L’épistémologie ou la sociologie de la science – Regard critique n°1

Regard critique n°1

L’avis contemporain de l’épistémologue Bruno Latour

Voir l’interview de Bruno Latour par Slate : http://www.slate.fr/tribune/79240/interview-bruno-latour-gouvernance-mondiale-uzbec

Plus de vingt six ans après la parution de son premier livre introduisant le rapport entre science et sociologie, Bruno Latour exprime son opinion sur des questions de société comme le clonage. Il développe son propos par la relation ambiguë entre science et politique, qui n’est autre qu’un parallèle à l’épistémologie.

« Au XVIIe siècle, avec Hobbes, on a inventé l’idée que la politique pouvait se faire par les sciences. On a établi une constitution du monde avec, d’un côté, la nature, laissée aux savants, et, de l’autre, la politique, qui relèverait des passions. On a dépolitisé les questions de nature. Aujourd’hui encore, on s’adresse aux experts pour savoir si les OGM sont bons ou pas, si le climat se réchauffe ou pas. Mais si les scientifiques sont vraiment bons, ils ne peuvent pas tous être d’accord ensemble. Donc le consensus scientifique ne permet jamais d’agir politiquement. »

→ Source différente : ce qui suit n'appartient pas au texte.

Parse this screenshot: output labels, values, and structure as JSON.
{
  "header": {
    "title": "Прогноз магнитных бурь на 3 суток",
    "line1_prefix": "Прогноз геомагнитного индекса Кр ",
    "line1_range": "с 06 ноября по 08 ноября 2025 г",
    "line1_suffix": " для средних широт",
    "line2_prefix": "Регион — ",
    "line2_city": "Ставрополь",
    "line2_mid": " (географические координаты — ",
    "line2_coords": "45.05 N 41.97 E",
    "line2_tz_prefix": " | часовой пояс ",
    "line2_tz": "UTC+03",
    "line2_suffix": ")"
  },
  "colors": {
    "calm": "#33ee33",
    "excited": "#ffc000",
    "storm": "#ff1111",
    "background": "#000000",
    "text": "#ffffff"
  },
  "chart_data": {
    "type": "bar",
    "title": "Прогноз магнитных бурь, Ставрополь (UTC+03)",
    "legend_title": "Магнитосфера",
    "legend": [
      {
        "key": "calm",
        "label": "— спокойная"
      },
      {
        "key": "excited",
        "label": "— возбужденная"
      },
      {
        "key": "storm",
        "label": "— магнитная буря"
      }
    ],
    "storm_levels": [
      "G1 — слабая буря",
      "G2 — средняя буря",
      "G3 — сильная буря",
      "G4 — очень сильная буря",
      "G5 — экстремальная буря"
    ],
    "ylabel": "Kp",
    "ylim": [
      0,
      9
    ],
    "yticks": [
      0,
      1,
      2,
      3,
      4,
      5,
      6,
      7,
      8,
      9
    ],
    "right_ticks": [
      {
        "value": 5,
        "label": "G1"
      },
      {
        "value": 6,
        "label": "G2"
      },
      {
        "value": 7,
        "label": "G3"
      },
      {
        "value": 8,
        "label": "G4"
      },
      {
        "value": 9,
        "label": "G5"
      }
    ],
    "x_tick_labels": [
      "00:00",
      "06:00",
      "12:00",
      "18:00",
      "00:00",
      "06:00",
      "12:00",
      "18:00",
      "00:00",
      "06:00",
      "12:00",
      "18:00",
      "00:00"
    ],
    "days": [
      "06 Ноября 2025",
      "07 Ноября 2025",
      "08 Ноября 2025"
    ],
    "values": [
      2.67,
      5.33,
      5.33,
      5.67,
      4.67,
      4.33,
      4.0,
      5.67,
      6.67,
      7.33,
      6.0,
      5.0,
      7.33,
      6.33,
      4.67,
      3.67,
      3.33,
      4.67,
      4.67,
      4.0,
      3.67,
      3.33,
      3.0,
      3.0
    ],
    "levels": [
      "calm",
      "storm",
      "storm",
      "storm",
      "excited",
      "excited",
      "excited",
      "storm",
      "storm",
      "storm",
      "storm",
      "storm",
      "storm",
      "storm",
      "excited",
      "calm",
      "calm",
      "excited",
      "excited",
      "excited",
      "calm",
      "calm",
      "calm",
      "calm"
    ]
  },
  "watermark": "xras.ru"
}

Dès lors, pour aller de l’avant, Bruno Latour pense qu’il faut réussir à instaurer un débat mondial autour des questions internationales. Pas comme aujourd’hui, avec les sommets et les G20, car les états sont directement représentés par leurs plus haut dirigent, ce qui entraine une agrégation stérile de pouvoir. Plutôt par la création d’un parlement international, permettant d’échanger sur le long terme dans le but de trouver différents consensus d’homogénéisation.

« Prendre une décision ne signifie pas être arbitraire ou valider l’avis des experts. C’est plutôt voter pour accepter de ne plus discuter d’un certain nombre de connexions. Il y aura toujours des controverses, mais c’est la décision politique qui permet d’agir politiquement dans un temps historique donné (…) Si on avait l’habitude de voir les problèmes ainsi, on serait moins intimidés par leur caractère complexe. D’abord, ils ne sont pas toujours si complexes. Et puis, il faut sortir de l’idée qu’ouvrir la boîte de Pandore de tous ces débats nous empêcherait de prendre des décisions politiques. »

La mise en place d’un Parlement mondial permettrais de repolitiser de nombreuses questions et d’y répondre politiquement par des actes internationaux. Nous pouvons nous interroger sur la faisabilité d’une telle idée dans le monde actuel de par la complexité politique posé par le déroulement d’un tel Parlement. Combien d’états participeraient ? Néanmoins, il est évident que le contrôle du clonage serait l’un des premiers sujets sociaux à traiter.